Enacted "because of widespread concern that Congress had allowed its war power to atrophy in the Korean and Vietnam conflicts", as legislative attorney Michael John Garcia wrote in his congressional report "War Powers Litigation Initiated by Members of Congress Since the Enactment of the War Powers Resolution", perhaps the most enduring characteristic of this particular piece of legislation is the lengths the judiciary will go to abstain from rendering a verdict one way or the other. Garcia enumerates eight instances of members of the legislature bringing suit against the executive branch, and trial courts have used every reason from lack of standing to the question of ripeness and the political question doctrine to justify their abstention from ruling one way or the other.

The first such instance took place nine years after the enactment of the law in the case of Crockett v. Reagan, in which 29 members of the legislature brought suit against the presidential powers of the executive branch to declare that the American military involvement in El Salvador assumed the war-making powers of the Congress and violated the resolution. The Reagan administration asked the trial court to dismiss the case due to the inherent political question that the suit contained, and the court obliged. The sheer unenforceability of the resolution is perhaps best embodied in this first of examples, because while the judiciary is indeed justified in abstaining in what can be aptly construed as political infighting, the dearth of desire to rectify such a dispute is in reality a basic failure of the judiciary to serve its purpose.

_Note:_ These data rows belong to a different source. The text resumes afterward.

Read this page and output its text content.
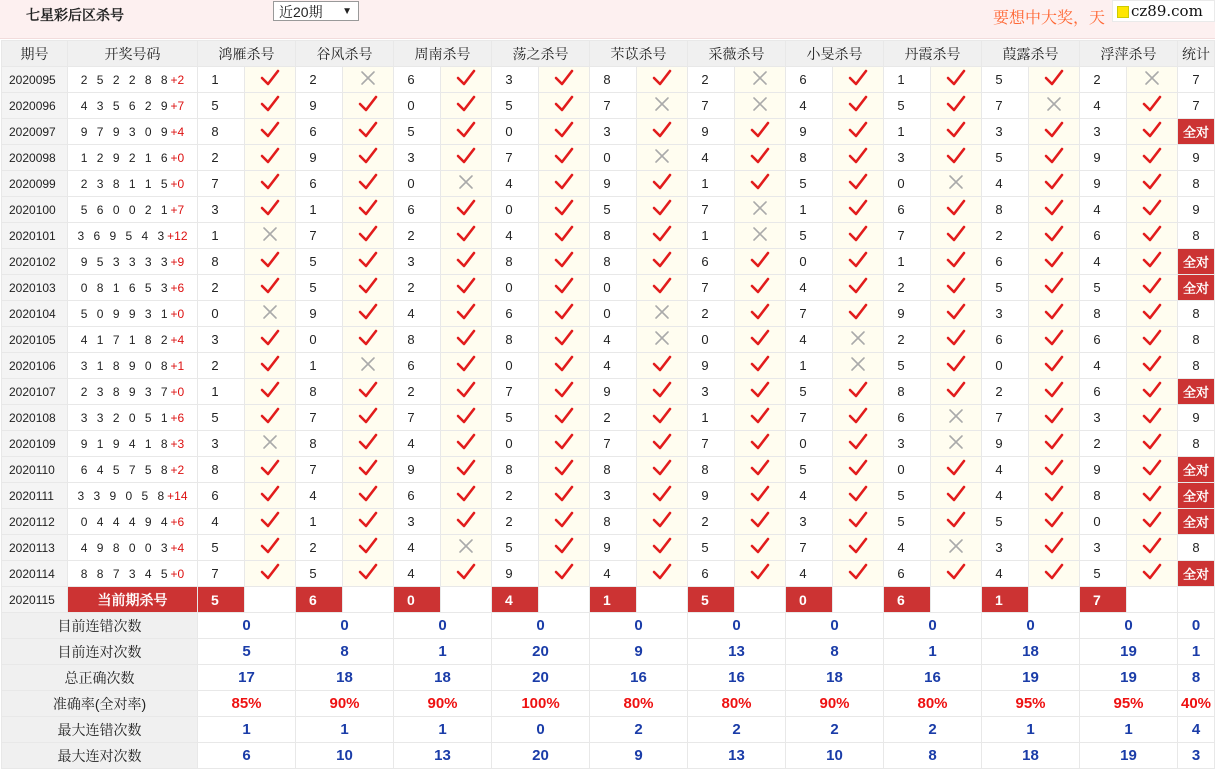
七星彩后区杀号	近20期 ▼	要想中大奖，天	cz89.com
期号	开奖号码	鸿雁杀号		谷风杀号		周南杀号		荡之杀号		芣苡杀号		采薇杀号		小旻杀号		丹霞杀号		葭露杀号		浮萍杀号		统计
2020095	2 5 2 2 8 8+2	1		2		6		3		8		2		6		1		5		2		7
2020096	4 3 5 6 2 9+7	5		9		0		5		7		7		4		5		7		4		7
2020097	9 7 9 3 0 9+4	8		6		5		0		3		9		9		1		3		3		全对
2020098	1 2 9 2 1 6+0	2		9		3		7		0		4		8		3		5		9		9
2020099	2 3 8 1 1 5+0	7		6		0		4		9		1		5		0		4		9		8
2020100	5 6 0 0 2 1+7	3		1		6		0		5		7		1		6		8		4		9
2020101	3 6 9 5 4 3+12	1		7		2		4		8		1		5		7		2		6		8
2020102	9 5 3 3 3 3+9	8		5		3		8		8		6		0		1		6		4		全对
2020103	0 8 1 6 5 3+6	2		5		2		0		0		7		4		2		5		5		全对
2020104	5 0 9 9 3 1+0	0		9		4		6		0		2		7		9		3		8		8
2020105	4 1 7 1 8 2+4	3		0		8		8		4		0		4		2		6		6		8
2020106	3 1 8 9 0 8+1	2		1		6		0		4		9		1		5		0		4		8
2020107	2 3 8 9 3 7+0	1		8		2		7		9		3		5		8		2		6		全对
2020108	3 3 2 0 5 1+6	5		7		7		5		2		1		7		6		7		3		9
2020109	9 1 9 4 1 8+3	3		8		4		0		7		7		0		3		9		2		8
2020110	6 4 5 7 5 8+2	8		7		9		8		8		8		5		0		4		9		全对
2020111	3 3 9 0 5 8+14	6		4		6		2		3		9		4		5		4		8		全对
2020112	0 4 4 4 9 4+6	4		1		3		2		8		2		3		5		5		0		全对
2020113	4 9 8 0 0 3+4	5		2		4		5		9		5		7		4		3		3		8
2020114	8 8 7 3 4 5+0	7		5		4		9		4		6		4		6		4		5		全对
2020115	当前期杀号	5		6		0		4		1		5		0		6		1		7		
目前连错次数		0		0		0		0		0		0		0		0		0		0		0
目前连对次数		5		8		1		20		9		13		8		1		18		19		1
总正确次数		17		18		18		20		16		16		18		16		19		19		8
准确率(全对率)		85%		90%		90%		100%		80%		80%		90%		80%		95%		95%		40%
最大连错次数		1		1		1		0		2		2		2		2		1		1		4
最大连对次数		6		10		13		20		9		13		10		8		18		19		3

In the cases that followed, the judiciary has used justifications ranging from not wanting to "rattle the delicate diplomatic balance that is required in the foreign affairs arena" (Sanchez-Espinosa v. Reagan) to adjudicating that members of Congress lacked standing to bring legal action against the president (Campbell v. Clinton) to vindicate its inaction. Essentially, the only means for the legislature to effectively impose its will and enforce its laws upon the executive is to refuse to fund its noncompliance, because as Campbell v. Clinton illustrates, anything short of pulling the plug on an executive operation is an apparent consent to it.

Aside from completely withdrawing funding, Congress has little left to do but rebuke the president with legislation that is not much more than a public slap on the wrist. It is unfortunate that the judiciary is so reluctant to interpret and implement a seemingly cut-and-dry piece of legislation, and their resistance to doing so undermines one of the founding principles that makes this country so great. In the long run, the War Powers Resolution is just a guideline for the executive to oblige the legislature, but little more than that.

Works Cited

Garcia, Michael John. War Powers Litigation Initiated by Members of Congress since the Enactment of the War Powers Resolution. Congressional Research Service. 17 Feb. 2012. Web. 26 Mar. 2014.